Under federal law, in contrast, the total remuneration (hourly wages plus bonus) would be divided by 48 hours, i.e. the total hours worked. The Defendant argued that its practice in using the total hours worked to calculate the regular rate was valid because it followed federal law. The trial court and court of appeal in this case had held that the Defendant’s method was lawful, noting that the overtime calculation guidelines in the California Division of Labor Standards Enforcement (DLSE) Manual (which the Plaintiff here was advocating as the correct calculation) did not have the force of law.

Although the Supreme Court agreed that the applicable provision in the DLSE Manual is a void underground regulation, the Court nevertheless found the Manual persuasive and agreed with the Manual’s explanation of how to calculate overtime based on a flat rate bonus. The Court acknowledged that there was no binding precedent that addressed this precise issue, but in ruling against the federal method, the Court stressed California’s state policy found in Labor Code section 510, which favors an eight-hour workday and 40-hour workweek and discourages employers from imposing work in excess of those limits.

Notably, the DLSE Manual also states in other sections that commissions, piece rates and production bonuses factor into overtime calculations in the same way as under the FLSA.  The Court referenced this is passing, and the Alvarado holding here should not impact how overtime is calculated in relation to commissions, piece rates and production bonuses.
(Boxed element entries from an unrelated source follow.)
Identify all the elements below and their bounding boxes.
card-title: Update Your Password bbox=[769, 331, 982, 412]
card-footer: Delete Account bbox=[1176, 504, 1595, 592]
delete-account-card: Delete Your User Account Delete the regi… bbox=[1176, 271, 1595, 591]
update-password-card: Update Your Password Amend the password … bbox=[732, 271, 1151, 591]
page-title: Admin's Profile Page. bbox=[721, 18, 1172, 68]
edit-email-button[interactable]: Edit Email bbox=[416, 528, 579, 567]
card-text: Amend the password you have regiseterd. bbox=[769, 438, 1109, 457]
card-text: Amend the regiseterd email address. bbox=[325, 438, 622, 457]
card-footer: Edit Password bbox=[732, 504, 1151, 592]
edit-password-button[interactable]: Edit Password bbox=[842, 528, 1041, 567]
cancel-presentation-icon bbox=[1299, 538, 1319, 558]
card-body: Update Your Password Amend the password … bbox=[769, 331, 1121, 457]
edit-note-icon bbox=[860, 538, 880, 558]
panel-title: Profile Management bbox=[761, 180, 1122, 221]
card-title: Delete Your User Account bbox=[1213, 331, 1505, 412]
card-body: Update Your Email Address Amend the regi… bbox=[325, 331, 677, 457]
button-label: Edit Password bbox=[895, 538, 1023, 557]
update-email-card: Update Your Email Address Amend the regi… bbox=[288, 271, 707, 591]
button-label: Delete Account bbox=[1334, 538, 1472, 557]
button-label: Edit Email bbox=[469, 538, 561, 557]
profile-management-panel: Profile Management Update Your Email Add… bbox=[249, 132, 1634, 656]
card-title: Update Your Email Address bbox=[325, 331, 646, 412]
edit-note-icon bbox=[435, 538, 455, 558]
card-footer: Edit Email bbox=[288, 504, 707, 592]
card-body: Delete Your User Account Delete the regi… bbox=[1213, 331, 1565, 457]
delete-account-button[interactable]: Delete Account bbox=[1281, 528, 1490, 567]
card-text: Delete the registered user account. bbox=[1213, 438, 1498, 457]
California employers who currently follow the federal formula in relation to flat rate bonuses must now review their policies to ensure compliance with the Alvarado decision.  The Defendant here argued that the Court’s decision should not be given retroactive effect, but the Court rather stingingly rejected this argument.  Accordingly, it is likely that the plaintiff’s bar will be looking for employers who have used flat rate bonuses and file class actions against them.